Buying CDs continues to be a tradition in Japan

8 years ago by in Business, Technology

As time passes by, most of the countries around the world are giving up on CDs, but Japan seems to keep the tradition of buying compact discs. The Japanese consumers spent more money on CDs last year than any other nation, while in 2011 CD sales grew 9 percent, according to figures from the Recording Industry Association of Japan.

Around 80 percent of the music sales in Japan in 2012 were made up of CDs and DVD, compared to only 34 percent in the United States, the international media reports.
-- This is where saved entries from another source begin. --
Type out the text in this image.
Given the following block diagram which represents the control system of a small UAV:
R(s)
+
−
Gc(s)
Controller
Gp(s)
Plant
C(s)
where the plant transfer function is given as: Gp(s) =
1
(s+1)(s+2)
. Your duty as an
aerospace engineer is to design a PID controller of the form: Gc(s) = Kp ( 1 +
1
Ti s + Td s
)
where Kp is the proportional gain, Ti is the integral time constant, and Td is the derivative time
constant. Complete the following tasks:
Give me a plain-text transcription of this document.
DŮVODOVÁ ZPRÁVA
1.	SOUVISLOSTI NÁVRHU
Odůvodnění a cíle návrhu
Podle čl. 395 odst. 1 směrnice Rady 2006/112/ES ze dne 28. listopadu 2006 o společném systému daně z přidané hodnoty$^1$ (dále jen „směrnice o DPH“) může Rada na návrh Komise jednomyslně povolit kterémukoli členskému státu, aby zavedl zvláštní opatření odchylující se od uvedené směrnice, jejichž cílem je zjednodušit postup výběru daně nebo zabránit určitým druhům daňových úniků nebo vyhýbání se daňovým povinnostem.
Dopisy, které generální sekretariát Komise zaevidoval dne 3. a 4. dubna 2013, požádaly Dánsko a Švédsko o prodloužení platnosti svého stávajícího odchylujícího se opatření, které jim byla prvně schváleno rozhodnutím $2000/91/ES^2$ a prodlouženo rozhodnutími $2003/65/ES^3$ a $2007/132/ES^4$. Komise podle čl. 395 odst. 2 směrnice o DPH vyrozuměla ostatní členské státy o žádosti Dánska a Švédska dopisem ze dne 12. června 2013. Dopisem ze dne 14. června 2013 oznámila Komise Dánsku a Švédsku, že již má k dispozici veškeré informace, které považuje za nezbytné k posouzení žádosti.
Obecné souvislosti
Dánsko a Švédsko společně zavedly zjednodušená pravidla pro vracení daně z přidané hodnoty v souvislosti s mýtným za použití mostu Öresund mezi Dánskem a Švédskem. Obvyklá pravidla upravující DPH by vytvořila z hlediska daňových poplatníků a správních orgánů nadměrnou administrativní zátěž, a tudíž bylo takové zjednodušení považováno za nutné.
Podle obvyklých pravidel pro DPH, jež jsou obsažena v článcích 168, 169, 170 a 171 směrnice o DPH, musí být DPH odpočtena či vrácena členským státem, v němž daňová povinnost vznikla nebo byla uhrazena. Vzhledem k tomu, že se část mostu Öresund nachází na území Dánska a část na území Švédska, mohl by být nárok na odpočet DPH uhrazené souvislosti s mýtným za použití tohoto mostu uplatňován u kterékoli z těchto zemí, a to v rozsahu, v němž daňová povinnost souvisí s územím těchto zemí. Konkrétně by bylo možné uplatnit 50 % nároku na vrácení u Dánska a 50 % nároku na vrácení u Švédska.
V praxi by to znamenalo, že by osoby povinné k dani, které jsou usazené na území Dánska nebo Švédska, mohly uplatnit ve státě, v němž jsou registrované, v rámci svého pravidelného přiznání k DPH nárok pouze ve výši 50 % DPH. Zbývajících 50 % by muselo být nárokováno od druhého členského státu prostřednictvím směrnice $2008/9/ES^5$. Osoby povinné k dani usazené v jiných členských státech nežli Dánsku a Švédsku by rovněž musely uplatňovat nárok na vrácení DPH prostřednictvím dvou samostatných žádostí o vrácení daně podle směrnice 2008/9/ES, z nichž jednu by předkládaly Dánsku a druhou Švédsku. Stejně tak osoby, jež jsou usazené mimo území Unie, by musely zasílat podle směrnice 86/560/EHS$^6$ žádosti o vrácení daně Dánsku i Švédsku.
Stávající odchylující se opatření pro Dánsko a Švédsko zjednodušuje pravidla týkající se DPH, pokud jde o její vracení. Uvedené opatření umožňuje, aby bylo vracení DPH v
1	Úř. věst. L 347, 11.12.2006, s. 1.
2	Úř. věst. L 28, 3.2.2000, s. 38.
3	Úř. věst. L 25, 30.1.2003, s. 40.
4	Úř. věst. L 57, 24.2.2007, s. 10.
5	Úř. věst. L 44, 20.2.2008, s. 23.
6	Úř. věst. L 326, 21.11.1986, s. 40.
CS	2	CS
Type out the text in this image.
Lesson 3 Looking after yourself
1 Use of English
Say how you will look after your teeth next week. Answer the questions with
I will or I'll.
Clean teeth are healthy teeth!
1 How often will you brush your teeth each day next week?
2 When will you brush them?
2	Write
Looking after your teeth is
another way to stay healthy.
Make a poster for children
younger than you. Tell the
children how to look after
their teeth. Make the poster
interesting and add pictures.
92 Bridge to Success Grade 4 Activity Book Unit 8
Although Japan is famous for its pioneering technology, culture is one of the main reasons for the Japanese consumers preferring to buy CDs, according to Kotarao Taguchi, managing director of the Recording Industry Association of Japan. He said that Japanese customers do not just want the music, but they are also interested in the liner notes, the cover art and DVD extras.

“I think Japanese people as a nation have a strong attachment to physical goods,” he said.

“In Japan, people have a tendency to doubt the quality of products when they are too cheap. They care more about whether it has an official jacket on the CD,” said Taguchi.

The rapid aging of Japan’s population is another reason, as the older customers have a preference for buying the physical format they have been playing for decades.

“Especially customers who are in their late 30s or older who grew up in the packaged music era, they have the tendency to buy CDs,” said Tatsuya Murakoshi, a manager at the Tower Records in Tokyo.